Joe Thloloe, a former editor-in-chief of SABC’s TV news who now heads up the Press Council, was on the committee that honored the journalists in a ceremony in Johannesburg. Thloloe joined the broadcaster at the dawn of democracy and was on the team that saw the institution transform from a state broadcaster into a public broadcaster.

“The SABC has always been contested terrain,” Thloloe says. “The people that get onto the board, the various executives that are there, they are pushed by particular factions within government and society. It’s not just now, it’s just come to a head with Hlaudi who is so blatant with his agenda.”

Thloloe is referring to the man at the center of the SABC’s current crisis: Hlaudi Motsoeneng, the chief operations officer (COO) of the SABC, who has effectively taken on the role of editor-in-chief.

In court papers, Motsoeneng, who has been extensively criticized in the local media for his authoritarian statements, his rule-by-fear approach and his constant flaunting of the legal system, is quoted as telling some of the journalists prior to their dismissal: “No journalist is independent. The COO has final responsibility of news. If people do not adhere, get rid of them. We cannot have people who question management.”

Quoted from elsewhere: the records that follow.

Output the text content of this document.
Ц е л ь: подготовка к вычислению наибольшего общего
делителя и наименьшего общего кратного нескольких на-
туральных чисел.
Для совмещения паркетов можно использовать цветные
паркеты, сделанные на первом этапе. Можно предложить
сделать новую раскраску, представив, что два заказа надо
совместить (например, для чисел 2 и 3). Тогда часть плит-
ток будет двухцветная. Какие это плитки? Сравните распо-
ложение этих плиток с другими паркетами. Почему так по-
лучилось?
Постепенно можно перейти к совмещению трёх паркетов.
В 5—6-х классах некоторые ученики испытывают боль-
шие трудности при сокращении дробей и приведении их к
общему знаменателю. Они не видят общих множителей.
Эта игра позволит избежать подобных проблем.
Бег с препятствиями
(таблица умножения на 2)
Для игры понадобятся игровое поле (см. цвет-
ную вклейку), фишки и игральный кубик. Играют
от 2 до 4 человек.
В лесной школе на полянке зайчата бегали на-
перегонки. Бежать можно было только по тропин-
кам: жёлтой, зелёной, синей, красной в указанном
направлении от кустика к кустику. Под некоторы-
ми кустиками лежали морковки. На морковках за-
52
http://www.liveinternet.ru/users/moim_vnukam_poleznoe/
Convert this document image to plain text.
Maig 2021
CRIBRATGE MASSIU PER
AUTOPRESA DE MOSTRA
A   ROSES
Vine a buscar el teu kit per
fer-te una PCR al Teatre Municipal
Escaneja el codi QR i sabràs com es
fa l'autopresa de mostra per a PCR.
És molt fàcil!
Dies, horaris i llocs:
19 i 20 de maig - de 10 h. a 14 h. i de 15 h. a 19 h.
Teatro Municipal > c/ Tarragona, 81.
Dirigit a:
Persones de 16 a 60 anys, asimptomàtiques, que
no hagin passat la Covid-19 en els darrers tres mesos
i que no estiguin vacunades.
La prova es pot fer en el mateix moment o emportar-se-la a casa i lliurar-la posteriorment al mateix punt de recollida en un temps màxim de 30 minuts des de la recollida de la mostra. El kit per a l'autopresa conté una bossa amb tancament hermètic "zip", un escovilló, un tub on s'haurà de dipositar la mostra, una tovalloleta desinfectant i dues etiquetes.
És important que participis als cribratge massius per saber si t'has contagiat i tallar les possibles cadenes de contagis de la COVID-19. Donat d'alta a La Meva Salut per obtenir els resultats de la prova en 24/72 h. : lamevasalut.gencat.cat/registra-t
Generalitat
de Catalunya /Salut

This latest round of controversy was not his first. Back in 2014, a report by South Africa’s Public Protector, the agency responsible for investigating misconduct in state entities, found Motsoeneng had lied about obtaining his high school diploma, making him ineligible for his position, as well as for increasing his salary by 60 percent. Motsoeneng and the SABC dismissed the report, ignoring its findings.

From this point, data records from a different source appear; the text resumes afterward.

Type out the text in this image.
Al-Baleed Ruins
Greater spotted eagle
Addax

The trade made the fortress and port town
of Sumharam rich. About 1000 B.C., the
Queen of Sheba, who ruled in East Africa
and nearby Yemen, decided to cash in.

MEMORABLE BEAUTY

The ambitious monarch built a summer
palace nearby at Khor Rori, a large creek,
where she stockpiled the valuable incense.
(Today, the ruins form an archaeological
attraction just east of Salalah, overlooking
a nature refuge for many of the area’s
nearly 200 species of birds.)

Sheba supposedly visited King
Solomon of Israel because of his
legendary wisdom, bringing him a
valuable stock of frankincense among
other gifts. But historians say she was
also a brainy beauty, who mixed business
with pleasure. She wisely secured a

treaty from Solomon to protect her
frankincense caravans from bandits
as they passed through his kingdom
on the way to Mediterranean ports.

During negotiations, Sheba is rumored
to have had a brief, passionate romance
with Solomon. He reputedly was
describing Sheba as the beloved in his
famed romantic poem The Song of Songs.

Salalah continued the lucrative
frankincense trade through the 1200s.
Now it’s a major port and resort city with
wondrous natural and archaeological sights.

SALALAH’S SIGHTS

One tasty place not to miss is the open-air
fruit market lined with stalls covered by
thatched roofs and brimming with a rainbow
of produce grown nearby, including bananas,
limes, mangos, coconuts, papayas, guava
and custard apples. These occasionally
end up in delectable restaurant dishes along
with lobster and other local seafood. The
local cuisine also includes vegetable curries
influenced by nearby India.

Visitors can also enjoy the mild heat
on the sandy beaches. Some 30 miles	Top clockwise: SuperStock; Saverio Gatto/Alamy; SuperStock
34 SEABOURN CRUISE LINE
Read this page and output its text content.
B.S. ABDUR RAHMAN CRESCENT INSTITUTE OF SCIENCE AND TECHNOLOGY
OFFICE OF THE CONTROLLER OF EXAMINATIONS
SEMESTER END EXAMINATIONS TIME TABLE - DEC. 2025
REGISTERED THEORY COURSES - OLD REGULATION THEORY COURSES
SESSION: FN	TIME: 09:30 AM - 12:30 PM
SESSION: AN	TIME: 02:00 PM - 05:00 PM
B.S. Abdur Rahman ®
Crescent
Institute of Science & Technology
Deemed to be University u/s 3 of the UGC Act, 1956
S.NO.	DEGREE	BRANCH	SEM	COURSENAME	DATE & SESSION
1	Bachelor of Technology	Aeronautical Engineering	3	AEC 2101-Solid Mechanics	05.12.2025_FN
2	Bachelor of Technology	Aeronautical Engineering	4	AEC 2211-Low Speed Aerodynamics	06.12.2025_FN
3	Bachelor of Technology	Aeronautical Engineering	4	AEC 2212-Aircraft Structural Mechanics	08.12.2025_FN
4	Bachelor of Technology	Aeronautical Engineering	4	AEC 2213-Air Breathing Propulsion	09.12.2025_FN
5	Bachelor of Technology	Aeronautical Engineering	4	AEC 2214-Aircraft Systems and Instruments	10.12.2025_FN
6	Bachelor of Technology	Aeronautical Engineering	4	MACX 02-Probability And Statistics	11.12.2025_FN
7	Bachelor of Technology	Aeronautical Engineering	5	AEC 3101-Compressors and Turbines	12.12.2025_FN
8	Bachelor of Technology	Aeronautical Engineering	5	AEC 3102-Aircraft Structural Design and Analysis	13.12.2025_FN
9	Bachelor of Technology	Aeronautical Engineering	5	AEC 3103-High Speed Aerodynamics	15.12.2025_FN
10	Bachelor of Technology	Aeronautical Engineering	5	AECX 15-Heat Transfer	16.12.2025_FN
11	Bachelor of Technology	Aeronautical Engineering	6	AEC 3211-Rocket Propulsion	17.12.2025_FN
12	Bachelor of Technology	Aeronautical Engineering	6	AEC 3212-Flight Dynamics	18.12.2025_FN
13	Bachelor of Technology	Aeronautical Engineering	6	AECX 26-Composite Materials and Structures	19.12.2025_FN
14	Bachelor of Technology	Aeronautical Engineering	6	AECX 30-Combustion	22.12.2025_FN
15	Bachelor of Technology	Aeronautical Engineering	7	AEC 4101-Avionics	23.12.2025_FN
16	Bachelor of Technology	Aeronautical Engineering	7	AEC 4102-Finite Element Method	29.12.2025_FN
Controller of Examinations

It is this sort of impunity that has helped to infuse anxiety throughout SABC’s corridors.

Many journalists working at the organization are convinced their employer is spying on them with cameras and listening devices and admit to self-censoring what goes on air.

“The atmosphere at the SABC breeds paranoia and fear,” says William Bird, the head of Media Monitoring Africa, the media watchdog which hurled the first complaint days after the violent protest ban was announced. “Sometimes these things are true and sometimes they are carefully leaked. Someone will hear a senior manager was exposed because they said something in their office and now they are no longer with the organization. And because there is no accountability and no transparency, it becomes a brilliant exercise in rumor mongering. There is just enough to make you believe it.”

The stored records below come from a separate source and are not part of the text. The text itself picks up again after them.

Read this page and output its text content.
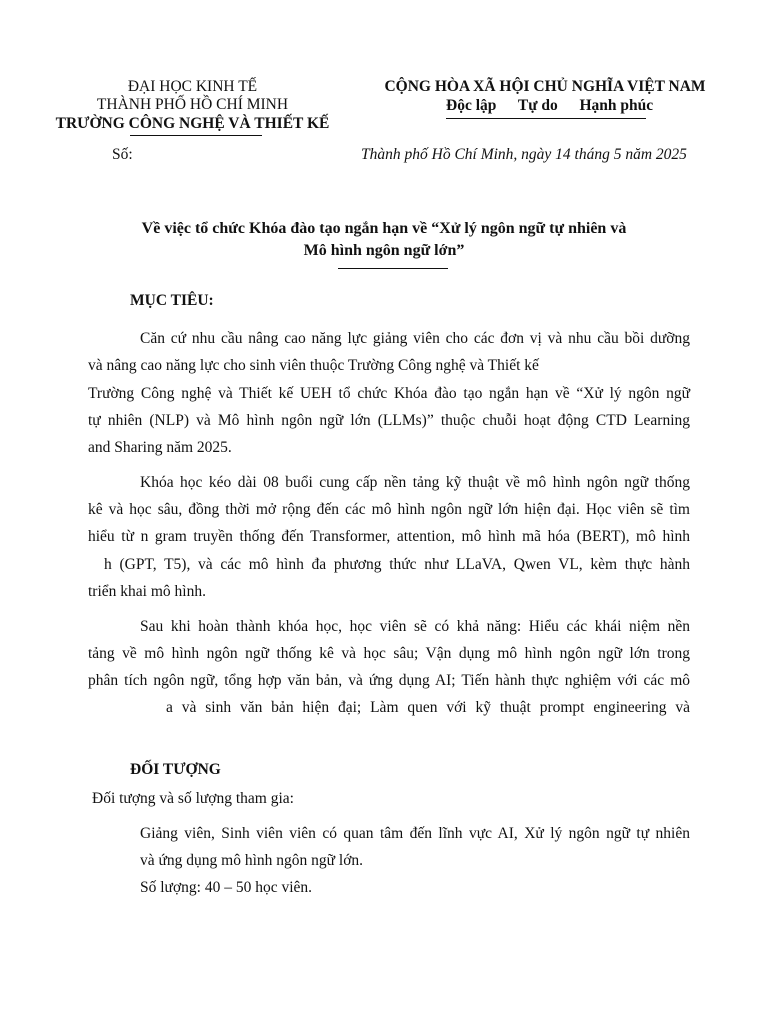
ĐẠI HỌC KINH TẾ
THÀNH PHỐ HỒ CHÍ MINH
TRƯỜNG CÔNG NGHỆ VÀ THIẾT KẾ
Số:
CỘNG HÒA XÃ HỘI CHỦ NGHĨA VIỆT NAM
Độc lập Tự do Hạnh phúc
Thành phố Hồ Chí Minh, ngày 14 tháng 5 năm 2025
Về việc tổ chức Khóa đào tạo ngắn hạn về “Xử lý ngôn ngữ tự nhiên và
Mô hình ngôn ngữ lớn”
MỤC TIÊU:
Căn cứ nhu cầu nâng cao năng lực giảng viên cho các đơn vị và nhu cầu bồi dưỡng
và nâng cao năng lực cho sinh viên thuộc Trường Công nghệ và Thiết kế
Trường Công nghệ và Thiết kế UEH tổ chức Khóa đào tạo ngắn hạn về “Xử lý ngôn ngữ
tự nhiên (NLP) và Mô hình ngôn ngữ lớn (LLMs)” thuộc chuỗi hoạt động CTD Learning
and Sharing năm 2025.
Khóa học kéo dài 08 buổi cung cấp nền tảng kỹ thuật về mô hình ngôn ngữ thống
kê và học sâu, đồng thời mở rộng đến các mô hình ngôn ngữ lớn hiện đại. Học viên sẽ tìm
hiểu từ n gram truyền thống đến Transformer, attention, mô hình mã hóa (BERT), mô hình
h (GPT, T5), và các mô hình đa phương thức như LLaVA, Qwen VL, kèm thực hành
triển khai mô hình.
Sau khi hoàn thành khóa học, học viên sẽ có khả năng: Hiểu các khái niệm nền
tảng về mô hình ngôn ngữ thống kê và học sâu; Vận dụng mô hình ngôn ngữ lớn trong
phân tích ngôn ngữ, tổng hợp văn bản, và ứng dụng AI; Tiến hành thực nghiệm với các mô
a và sinh văn bản hiện đại; Làm quen với kỹ thuật prompt engineering và
ĐỐI TƯỢNG
Đối tượng và số lượng tham gia:
Giảng viên, Sinh viên viên có quan tâm đến lĩnh vực AI, Xử lý ngôn ngữ tự nhiên
và ứng dụng mô hình ngôn ngữ lớn.
Số lượng: 40 – 50 học viên.
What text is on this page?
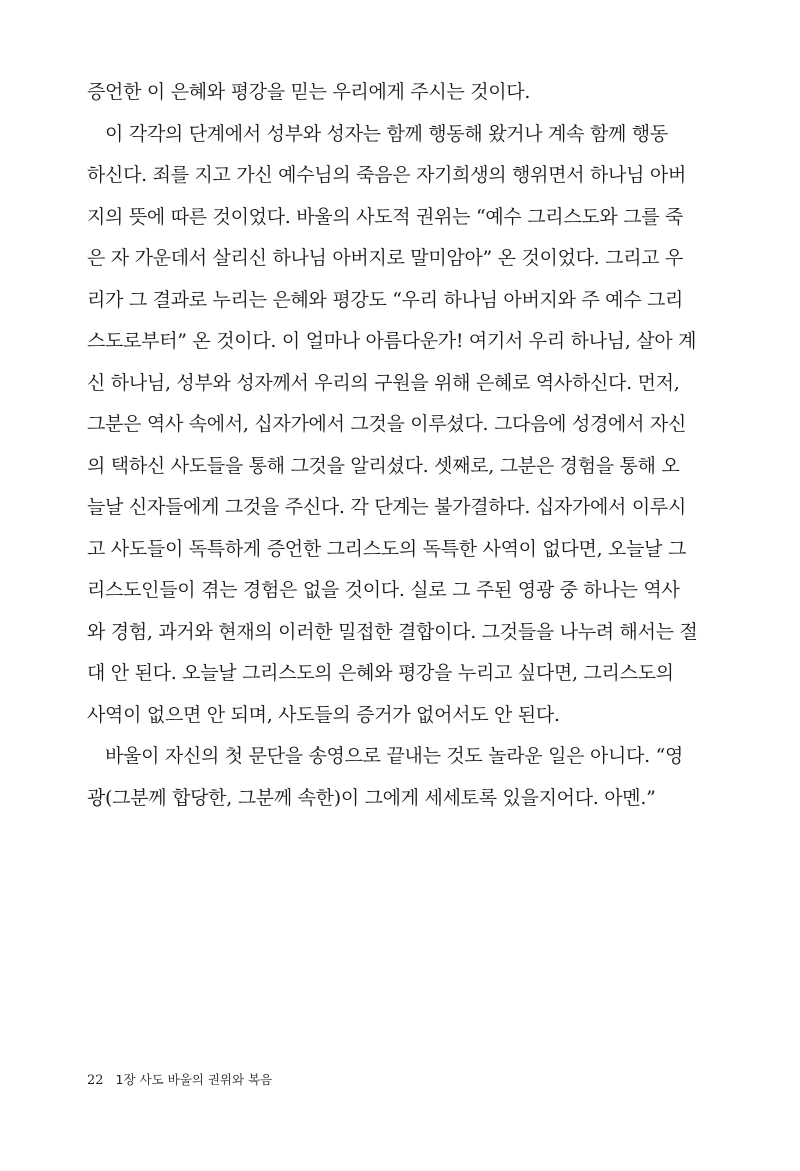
증언한 이 은혜와 평강을 믿는 우리에게 주시는 것이다.
이 각각의 단계에서 성부와 성자는 함께 행동해 왔거나 계속 함께 행동
하신다. 죄를 지고 가신 예수님의 죽음은 자기희생의 행위면서 하나님 아버
지의 뜻에 따른 것이었다. 바울의 사도적 권위는 “예수 그리스도와 그를 죽
은 자 가운데서 살리신 하나님 아버지로 말미암아” 온 것이었다. 그리고 우
리가 그 결과로 누리는 은혜와 평강도 “우리 하나님 아버지와 주 예수 그리
스도로부터” 온 것이다. 이 얼마나 아름다운가! 여기서 우리 하나님, 살아 계
신 하나님, 성부와 성자께서 우리의 구원을 위해 은혜로 역사하신다. 먼저,
그분은 역사 속에서, 십자가에서 그것을 이루셨다. 그다음에 성경에서 자신
의 택하신 사도들을 통해 그것을 알리셨다. 셋째로, 그분은 경험을 통해 오
늘날 신자들에게 그것을 주신다. 각 단계는 불가결하다. 십자가에서 이루시
고 사도들이 독특하게 증언한 그리스도의 독특한 사역이 없다면, 오늘날 그
리스도인들이 겪는 경험은 없을 것이다. 실로 그 주된 영광 중 하나는 역사
와 경험, 과거와 현재의 이러한 밀접한 결합이다. 그것들을 나누려 해서는 절
대 안 된다. 오늘날 그리스도의 은혜와 평강을 누리고 싶다면, 그리스도의
사역이 없으면 안 되며, 사도들의 증거가 없어서도 안 된다.
바울이 자신의 첫 문단을 송영으로 끝내는 것도 놀라운 일은 아니다. “영
광(그분께 합당한, 그분께 속한)이 그에게 세세토록 있을지어다. 아멘.”
22 1장 사도 바울의 권위와 복음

Late that Wednesday in July, after the journalists were turned away from their workplace, more than 30 members of various nonprofit organizations gathered in downtown Johannesburg. Chairing the meeting was Sekoetlane Phamodi, the program director of Save our SABC Coalition, a group formed in 2008 to address ongoing issues plaguing the public broadcaster.

Phamodi ran through the list of demands still yet to be met – including the reinstatement of the journalists and the dismissal of Motsoeneng – and insisted that rolling mass actions against the broadcaster would continue.

By the end of their meeting, news would arrive that the SABC had capitulated yet again. All of the journalists were now allowed to come back to work, with the exception of Vuyo Mvoko, who is on contract and not a permanent employee.

Attempts by the opposition Democratic Alliance for a governmental inquiry into the crisis at the SABC were dismissed in Parliament in late August, but the attorney handling the Constitutional Court bid for SABC8 said their application will continue, currently hanging on Mvoko’s ongoing suspension. Bird, whose organization is involved with case, was confident that the Court would be seeing the SABC case soon.

“It will come,” says Bird. “Even if it doesn’t come in this current form, something will happen soon to give us sufficient grounds to go to the Constitutional Court. The one thing we can be sure of is that the SABC will do something insane.”

This article was published on August 29, 2016 in US News & World Report.